By early 1945, many of the nurses suffered from malnutrition, losing an average of 32 pounds each.

"We heard a lot of rumors about the Americans coming for us but were still surprised when they did come," Schmidt said in "No Time for Fear." "I had begun to feel that the Americans thought we weren't worth saving, and to look at how scrawny we were, we probably weren't."

Liberated when an American tank crashed through the camp's main gate in February 1945, all of the nurses safely returned to the U.S.

Three are believed to still be alive, according to Norman.

Back home, the nurses staged war-bond drives but received little attention among the sea of victorious returning U.S. soldiers, Norman said.

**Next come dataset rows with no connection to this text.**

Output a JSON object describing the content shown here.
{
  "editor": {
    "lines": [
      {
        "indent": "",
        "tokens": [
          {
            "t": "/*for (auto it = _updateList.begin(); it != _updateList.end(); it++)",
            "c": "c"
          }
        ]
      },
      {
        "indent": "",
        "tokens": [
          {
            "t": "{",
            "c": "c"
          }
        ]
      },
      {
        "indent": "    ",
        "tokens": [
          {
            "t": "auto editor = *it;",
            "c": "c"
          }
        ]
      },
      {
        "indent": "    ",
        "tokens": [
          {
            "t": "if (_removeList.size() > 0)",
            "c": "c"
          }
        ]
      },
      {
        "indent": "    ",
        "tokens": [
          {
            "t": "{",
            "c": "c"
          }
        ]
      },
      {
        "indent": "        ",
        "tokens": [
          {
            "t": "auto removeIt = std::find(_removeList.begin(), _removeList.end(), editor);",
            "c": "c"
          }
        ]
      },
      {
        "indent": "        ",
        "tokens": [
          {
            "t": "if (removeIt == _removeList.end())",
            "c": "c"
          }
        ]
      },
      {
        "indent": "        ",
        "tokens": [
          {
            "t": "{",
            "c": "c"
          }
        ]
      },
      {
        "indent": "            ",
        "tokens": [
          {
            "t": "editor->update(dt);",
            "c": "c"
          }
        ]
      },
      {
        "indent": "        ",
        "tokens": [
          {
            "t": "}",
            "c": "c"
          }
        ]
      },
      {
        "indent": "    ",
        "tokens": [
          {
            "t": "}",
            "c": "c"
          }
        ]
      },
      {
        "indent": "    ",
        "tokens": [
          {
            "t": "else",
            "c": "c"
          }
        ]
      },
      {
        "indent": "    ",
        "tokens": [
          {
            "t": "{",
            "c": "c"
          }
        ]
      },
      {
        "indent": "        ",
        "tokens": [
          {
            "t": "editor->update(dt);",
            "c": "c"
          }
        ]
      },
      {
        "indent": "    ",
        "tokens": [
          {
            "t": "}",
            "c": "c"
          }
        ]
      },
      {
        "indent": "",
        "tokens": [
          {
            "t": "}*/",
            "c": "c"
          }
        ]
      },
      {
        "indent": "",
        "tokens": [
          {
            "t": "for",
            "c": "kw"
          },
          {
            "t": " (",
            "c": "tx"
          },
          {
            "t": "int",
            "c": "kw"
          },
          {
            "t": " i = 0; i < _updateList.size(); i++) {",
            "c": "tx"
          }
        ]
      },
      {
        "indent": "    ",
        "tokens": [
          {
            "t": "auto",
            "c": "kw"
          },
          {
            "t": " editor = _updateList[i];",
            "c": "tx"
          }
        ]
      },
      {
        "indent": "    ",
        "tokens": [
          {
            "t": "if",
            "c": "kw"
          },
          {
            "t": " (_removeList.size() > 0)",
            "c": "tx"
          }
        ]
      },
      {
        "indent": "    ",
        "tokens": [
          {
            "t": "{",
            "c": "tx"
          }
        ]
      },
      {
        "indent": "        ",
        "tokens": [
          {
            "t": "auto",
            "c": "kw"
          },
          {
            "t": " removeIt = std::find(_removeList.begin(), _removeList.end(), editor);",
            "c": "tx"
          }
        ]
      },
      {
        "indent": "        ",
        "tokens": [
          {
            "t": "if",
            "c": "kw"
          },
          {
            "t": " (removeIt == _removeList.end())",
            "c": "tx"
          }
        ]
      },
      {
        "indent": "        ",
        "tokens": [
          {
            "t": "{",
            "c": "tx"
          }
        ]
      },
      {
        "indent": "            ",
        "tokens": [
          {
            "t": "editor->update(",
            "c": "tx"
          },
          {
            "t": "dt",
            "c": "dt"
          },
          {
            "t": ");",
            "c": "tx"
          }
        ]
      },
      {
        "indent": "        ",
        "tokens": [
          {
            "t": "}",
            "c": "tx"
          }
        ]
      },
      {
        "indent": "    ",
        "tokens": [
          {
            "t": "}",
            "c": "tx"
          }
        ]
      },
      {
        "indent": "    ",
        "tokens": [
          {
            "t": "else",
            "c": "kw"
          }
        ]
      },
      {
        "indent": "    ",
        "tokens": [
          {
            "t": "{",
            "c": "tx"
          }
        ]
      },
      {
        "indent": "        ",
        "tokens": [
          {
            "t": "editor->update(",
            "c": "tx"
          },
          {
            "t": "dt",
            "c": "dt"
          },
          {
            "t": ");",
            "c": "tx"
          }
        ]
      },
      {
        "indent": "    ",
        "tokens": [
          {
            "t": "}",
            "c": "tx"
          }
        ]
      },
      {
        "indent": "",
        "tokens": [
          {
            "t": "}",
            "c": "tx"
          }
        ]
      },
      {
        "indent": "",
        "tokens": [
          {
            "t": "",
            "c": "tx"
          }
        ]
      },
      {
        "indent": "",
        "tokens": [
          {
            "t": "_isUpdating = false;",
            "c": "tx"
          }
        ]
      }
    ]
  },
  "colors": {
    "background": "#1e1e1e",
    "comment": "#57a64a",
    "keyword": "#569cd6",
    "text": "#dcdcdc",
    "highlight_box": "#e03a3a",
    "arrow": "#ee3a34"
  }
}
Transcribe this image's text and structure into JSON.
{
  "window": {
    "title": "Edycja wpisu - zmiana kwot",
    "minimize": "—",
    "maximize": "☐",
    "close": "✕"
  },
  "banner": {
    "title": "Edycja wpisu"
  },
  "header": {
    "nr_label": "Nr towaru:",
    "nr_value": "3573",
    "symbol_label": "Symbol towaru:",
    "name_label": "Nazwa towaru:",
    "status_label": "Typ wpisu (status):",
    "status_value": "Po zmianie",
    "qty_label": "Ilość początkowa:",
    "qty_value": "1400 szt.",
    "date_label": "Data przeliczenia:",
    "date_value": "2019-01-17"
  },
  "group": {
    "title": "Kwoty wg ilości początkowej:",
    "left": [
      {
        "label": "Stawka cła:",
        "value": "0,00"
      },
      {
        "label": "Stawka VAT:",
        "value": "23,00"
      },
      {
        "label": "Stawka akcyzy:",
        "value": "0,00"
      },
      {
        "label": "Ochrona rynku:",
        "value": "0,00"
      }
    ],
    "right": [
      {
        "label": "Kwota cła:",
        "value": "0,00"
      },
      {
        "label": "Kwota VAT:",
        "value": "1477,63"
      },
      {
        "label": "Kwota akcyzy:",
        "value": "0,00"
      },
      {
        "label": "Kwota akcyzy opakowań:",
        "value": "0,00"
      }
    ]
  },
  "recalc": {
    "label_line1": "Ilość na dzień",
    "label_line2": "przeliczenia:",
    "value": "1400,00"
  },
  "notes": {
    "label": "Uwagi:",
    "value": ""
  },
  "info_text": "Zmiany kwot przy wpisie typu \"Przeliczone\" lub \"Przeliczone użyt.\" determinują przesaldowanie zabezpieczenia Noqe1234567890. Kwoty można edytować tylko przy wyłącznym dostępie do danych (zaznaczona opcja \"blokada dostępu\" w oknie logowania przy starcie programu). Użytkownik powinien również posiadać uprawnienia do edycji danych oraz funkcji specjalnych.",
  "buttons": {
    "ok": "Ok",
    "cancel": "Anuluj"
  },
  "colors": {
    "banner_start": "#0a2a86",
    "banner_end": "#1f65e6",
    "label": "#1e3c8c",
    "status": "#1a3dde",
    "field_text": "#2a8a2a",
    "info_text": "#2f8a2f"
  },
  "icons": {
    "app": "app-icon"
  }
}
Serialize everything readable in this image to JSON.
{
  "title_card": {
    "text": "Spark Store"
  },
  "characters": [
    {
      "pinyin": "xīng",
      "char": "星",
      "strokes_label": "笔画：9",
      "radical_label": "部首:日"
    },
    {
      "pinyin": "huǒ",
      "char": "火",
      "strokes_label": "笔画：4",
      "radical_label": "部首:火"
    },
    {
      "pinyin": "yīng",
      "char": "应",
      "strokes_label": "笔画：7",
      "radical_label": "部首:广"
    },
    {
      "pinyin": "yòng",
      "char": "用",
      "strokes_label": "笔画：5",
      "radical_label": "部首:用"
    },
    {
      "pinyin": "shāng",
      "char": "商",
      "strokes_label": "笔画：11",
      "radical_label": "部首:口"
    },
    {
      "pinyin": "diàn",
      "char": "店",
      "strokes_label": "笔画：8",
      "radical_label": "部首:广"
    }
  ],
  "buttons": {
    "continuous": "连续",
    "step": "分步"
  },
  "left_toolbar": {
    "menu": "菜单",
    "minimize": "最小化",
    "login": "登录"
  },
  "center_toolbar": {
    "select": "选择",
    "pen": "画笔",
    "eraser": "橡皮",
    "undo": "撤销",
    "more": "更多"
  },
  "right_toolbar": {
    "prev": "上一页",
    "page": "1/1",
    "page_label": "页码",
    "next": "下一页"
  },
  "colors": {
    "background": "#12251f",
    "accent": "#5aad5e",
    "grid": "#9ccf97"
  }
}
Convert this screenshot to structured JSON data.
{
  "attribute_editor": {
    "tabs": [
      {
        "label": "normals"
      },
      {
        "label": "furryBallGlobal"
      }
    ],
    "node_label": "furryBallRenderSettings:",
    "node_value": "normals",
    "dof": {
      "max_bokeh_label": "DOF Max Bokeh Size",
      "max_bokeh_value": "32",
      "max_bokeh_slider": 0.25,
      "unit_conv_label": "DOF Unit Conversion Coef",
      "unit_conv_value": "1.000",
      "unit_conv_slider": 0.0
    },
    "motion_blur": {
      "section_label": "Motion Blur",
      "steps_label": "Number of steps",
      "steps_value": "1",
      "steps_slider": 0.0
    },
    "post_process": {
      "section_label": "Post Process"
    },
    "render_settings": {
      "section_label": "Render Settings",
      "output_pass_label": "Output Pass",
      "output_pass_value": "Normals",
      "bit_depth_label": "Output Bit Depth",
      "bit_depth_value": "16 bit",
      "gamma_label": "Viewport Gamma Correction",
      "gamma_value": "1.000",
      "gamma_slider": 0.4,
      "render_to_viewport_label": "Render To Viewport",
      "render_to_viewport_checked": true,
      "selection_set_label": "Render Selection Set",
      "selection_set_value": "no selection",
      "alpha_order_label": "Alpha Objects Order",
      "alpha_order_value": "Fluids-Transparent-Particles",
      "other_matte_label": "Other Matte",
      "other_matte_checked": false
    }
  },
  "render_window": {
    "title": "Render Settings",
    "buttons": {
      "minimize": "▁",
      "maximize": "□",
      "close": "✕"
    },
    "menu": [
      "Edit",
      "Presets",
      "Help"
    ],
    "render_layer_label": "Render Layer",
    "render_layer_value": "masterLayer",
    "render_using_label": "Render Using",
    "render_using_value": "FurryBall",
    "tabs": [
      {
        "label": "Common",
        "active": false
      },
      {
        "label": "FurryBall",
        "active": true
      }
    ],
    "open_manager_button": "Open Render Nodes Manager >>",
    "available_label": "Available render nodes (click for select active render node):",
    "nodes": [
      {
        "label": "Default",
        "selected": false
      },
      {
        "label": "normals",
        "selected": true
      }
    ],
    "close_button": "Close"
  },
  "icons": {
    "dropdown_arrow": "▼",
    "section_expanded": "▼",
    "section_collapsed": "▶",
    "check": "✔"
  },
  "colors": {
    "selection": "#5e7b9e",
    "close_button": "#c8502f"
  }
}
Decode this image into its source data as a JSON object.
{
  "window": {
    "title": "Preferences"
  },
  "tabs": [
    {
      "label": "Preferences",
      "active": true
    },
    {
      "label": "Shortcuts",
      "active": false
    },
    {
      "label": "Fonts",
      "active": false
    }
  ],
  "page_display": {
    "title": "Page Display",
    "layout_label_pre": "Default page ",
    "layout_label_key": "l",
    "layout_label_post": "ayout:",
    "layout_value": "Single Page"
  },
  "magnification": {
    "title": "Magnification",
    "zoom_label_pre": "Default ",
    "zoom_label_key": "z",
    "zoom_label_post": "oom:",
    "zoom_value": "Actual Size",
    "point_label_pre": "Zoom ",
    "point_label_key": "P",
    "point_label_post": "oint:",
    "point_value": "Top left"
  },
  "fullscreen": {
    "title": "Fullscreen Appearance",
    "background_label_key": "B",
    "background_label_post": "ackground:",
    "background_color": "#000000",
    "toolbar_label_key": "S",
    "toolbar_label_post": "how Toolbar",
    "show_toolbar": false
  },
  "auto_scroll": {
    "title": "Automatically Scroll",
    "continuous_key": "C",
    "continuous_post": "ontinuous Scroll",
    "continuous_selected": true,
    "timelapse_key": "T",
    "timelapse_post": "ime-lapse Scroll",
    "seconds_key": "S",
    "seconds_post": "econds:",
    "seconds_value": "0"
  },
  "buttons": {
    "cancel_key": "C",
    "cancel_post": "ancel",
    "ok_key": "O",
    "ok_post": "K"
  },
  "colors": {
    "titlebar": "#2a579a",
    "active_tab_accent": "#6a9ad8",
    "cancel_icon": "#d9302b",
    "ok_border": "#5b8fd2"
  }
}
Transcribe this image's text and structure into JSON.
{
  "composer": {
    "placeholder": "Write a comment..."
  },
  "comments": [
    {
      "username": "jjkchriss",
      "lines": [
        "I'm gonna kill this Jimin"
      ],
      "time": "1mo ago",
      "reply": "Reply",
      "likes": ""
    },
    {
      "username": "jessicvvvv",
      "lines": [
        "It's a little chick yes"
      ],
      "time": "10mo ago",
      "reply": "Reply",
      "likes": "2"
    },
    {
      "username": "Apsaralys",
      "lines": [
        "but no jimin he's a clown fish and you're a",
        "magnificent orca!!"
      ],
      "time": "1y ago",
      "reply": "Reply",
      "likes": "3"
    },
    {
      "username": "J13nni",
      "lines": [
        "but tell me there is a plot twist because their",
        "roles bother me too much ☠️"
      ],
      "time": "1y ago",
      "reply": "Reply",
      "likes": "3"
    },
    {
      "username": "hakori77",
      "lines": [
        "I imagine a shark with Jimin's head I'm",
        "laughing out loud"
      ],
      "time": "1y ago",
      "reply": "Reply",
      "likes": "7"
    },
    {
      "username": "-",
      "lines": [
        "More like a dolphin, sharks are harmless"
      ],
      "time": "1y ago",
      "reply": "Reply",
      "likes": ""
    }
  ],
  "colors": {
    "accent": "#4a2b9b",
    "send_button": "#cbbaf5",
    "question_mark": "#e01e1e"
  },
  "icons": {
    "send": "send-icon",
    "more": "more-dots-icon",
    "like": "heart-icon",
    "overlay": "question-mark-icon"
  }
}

Imogene Kennedy was born Oct. 13, 1918, in Philadelphia, Miss., and grew up on a farm with seven siblings. Four brothers who served in the war also came back alive.

After graduating in 1941 with a degree in nursing from the University of Tennessee, she joined the Army and sailed for the Philippines.

While a POW, she met a fellow prisoner, Richard Schmidt, and married him soon after returning to the U.S. He had been captured on his way to his job with a steamship company.

The couple settled in California, and Schmidt continued her nursing career in the Bay Area and Altadena. They moved to La Caņada Flintridge in 1963.

Although she rarely talked about her wartime experiences, her family said it gave her a sunny disposition.

"It took very little to make her happy. We never really saw her angry. She was only sad at the death of her comrades," her daughter said.

One favorite pastime was attending reunions of the Angels of Bataan.

"She had a wonderful spirit," Norman said. "She loved these women she was imprisoned with, and she said she knew them as well as the back of her hand."

In addition to her daughter, Schmidt is survived by a son, two sisters, a brother and four grandchildren. Her husband died in 1994.